Optimization of Features and Performance Evaluation
Retained features were fed into the 10-fold nested-CV process for optimization and performance evaluation. Specifically, all NPS (18) and BIO (10) features were used, whereas NIRS features (both NIRS OXY and NIRS DEOXY) were reduced to 12 after feature extraction and selection. Considering that the process was used to evaluate all possible combinations of features, the number of evaluated combinations was as follows:
• NPS: 18 features → 2.6 × 105 combinations
• BIO: 10 features → 1,023 combinations
• NIRS: 12 features → 4,095 combinations
The performances of the machine-learning method for automatically classifying ADHD versus TD are reported in Table 2. Classification was performed using NPS, BIO, NIRS OXY, and NIRS DEOXY features taken individually, as well as NIRS OXY and NIRS DEOXY features taken together. The classification accuracy reached a maximum of 78% (sensitivity 72%, specificity 82%) using NIRS DEOXY features. When using NPS or BIO features taken individually, accuracy resulted in 62 and 66%, respectively.

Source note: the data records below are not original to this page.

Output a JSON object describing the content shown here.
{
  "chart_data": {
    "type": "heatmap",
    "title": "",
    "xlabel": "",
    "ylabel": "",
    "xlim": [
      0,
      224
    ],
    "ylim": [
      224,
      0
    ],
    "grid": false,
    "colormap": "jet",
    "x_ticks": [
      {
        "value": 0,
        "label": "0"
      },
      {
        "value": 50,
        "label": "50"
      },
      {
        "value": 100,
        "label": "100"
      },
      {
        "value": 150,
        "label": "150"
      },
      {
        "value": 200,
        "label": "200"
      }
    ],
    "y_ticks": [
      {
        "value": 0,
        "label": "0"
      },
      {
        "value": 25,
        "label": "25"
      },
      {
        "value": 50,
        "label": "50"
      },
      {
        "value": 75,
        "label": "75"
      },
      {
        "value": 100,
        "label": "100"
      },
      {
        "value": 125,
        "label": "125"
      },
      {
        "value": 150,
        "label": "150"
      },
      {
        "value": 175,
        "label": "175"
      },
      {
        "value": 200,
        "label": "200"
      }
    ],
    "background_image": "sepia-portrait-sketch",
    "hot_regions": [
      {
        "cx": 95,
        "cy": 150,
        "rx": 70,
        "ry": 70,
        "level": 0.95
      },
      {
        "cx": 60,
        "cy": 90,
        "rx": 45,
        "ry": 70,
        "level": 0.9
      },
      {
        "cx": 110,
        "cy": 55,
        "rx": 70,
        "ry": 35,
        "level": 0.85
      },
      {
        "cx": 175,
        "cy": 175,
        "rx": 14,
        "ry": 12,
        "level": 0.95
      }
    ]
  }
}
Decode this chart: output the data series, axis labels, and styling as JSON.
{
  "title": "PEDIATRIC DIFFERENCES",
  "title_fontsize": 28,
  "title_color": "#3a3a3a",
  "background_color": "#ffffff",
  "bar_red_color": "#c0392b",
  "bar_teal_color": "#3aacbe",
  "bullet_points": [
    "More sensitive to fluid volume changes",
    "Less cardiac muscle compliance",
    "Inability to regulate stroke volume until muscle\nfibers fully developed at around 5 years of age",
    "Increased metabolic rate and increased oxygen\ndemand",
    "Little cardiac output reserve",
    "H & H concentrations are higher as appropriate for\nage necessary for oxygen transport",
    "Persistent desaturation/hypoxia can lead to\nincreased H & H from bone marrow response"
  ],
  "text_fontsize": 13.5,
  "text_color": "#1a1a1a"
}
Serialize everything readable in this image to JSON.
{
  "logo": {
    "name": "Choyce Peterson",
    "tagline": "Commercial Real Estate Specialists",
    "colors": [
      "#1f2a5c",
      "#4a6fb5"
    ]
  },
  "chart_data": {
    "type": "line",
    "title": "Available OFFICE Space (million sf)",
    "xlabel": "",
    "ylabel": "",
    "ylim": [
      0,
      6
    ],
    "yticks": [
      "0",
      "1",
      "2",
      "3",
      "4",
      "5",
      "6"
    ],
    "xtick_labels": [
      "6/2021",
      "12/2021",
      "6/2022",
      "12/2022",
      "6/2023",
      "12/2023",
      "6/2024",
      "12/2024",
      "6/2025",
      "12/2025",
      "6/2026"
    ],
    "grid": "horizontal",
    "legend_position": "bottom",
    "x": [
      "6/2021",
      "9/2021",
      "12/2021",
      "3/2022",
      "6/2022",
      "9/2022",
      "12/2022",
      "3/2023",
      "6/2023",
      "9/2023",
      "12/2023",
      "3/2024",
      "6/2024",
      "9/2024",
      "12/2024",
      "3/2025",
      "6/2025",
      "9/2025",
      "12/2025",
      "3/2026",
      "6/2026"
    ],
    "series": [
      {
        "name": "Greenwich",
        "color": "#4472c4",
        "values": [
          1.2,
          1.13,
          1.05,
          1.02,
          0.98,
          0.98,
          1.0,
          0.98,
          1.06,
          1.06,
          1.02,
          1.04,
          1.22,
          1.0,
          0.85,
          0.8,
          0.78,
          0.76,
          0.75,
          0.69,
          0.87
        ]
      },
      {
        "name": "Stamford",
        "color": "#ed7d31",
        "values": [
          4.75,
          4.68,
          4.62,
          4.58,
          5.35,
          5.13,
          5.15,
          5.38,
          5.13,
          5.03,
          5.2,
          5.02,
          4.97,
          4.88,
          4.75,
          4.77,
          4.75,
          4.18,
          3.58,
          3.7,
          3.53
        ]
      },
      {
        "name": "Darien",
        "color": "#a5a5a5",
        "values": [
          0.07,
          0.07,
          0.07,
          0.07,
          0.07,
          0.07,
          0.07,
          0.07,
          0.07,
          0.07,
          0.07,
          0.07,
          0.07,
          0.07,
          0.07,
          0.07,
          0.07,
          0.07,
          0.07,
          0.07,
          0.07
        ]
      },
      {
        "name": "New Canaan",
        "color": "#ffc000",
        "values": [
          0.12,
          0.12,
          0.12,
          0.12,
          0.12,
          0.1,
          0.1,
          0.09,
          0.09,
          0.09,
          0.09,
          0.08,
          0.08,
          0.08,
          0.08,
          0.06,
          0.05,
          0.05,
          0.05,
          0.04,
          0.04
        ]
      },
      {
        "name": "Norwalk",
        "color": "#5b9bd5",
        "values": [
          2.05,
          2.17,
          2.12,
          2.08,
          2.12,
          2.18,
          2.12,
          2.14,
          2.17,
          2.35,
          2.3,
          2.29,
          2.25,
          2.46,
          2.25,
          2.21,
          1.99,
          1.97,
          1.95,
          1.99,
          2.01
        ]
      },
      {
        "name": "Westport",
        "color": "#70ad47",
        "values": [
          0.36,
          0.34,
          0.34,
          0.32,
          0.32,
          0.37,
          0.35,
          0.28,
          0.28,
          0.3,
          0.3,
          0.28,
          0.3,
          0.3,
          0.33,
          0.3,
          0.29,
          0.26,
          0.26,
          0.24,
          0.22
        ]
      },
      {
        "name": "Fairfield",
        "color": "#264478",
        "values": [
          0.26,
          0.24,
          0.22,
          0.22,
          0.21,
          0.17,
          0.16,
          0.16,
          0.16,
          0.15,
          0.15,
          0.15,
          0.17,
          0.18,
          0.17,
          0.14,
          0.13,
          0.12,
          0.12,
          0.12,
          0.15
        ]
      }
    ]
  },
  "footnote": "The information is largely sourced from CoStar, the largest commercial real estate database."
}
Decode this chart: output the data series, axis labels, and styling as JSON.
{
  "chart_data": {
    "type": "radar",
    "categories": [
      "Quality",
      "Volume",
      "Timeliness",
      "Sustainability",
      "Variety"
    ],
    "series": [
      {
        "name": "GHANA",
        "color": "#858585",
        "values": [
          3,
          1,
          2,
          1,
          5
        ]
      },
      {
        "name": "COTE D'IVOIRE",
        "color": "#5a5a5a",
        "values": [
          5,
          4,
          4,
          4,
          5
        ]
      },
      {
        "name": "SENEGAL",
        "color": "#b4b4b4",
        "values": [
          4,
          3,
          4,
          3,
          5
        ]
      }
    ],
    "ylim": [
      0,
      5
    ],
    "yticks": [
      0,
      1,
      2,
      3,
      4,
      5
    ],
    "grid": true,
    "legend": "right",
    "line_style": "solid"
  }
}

Table 2. Performance of the machine-learning method (accuracy, sensitivity, and specificity) in the automatic classification of attention deficit/hyperactivity disorder vs. typically developing.
Besides calculating the performance for the automatic classification of ADHD versus TD, for neuropsychological and biological data, we were interested in determining which features occurred the most in the optimal combinations across the 10 rounds of the nested CV. This provided information about the importance of each feature for the classification. The most discriminant NPS features between the two groups, ranked by occurrence frequency in the optimal combinations, are reported here in descending order: Sustained attention–False alarms, Visual set-shifting–RT inhibition, Sustained attention–Coefficient of variation, Visual set-shifting–Number of inhibition errors, Focused attention–RT correct responses, Focused Attention–Correct rejections target non-relevant positon, Focused attention–SD of correct responses RT, Focused attention–Misses, Sustained attention–Misses, Baseline speed–SD of RT, Visual set-shifting–Number of errors flexibility, Sustained attention–Tempo × Series, Sustained attention–SD, Baseline speed–RT, Focused attention–Correct rejections non-target relevant position, Focused attention–False alarms target non-relevant position, Focused attention–False alarms irrelevant target, Visual set-shifting–RT flexibility. The most discriminant BIO features between the two groups, ranked by occurrence frequency in the optimal combinations, were in descending order: linoleic acid, PUFA, AA, EPA, omega-3 index, AA/DHA, AA/EPA, and MUFA. DHA and SFA were never selected as optimal discriminant features.
Ensemble of Classifiers
The performances of the ensemble of classifiers for automatically classifying ADHD vs. TD are reported in Table 3. The classification accuracy reached a maximum of 81% [sensitivity 73%, specificity 87%, area under the curve (AUC) 0.80] by combining the predictive models trained on the NPS, BIO, and NIRS DEOXY features. The ensemble of classifiers obtained combining the predictive models trained on the NPS, BIO, NIRS OXY, and NIRS DEOXY features resulted in an accuracy of 76% (sensitivity 83%, specificity 68%, AUC 0.75).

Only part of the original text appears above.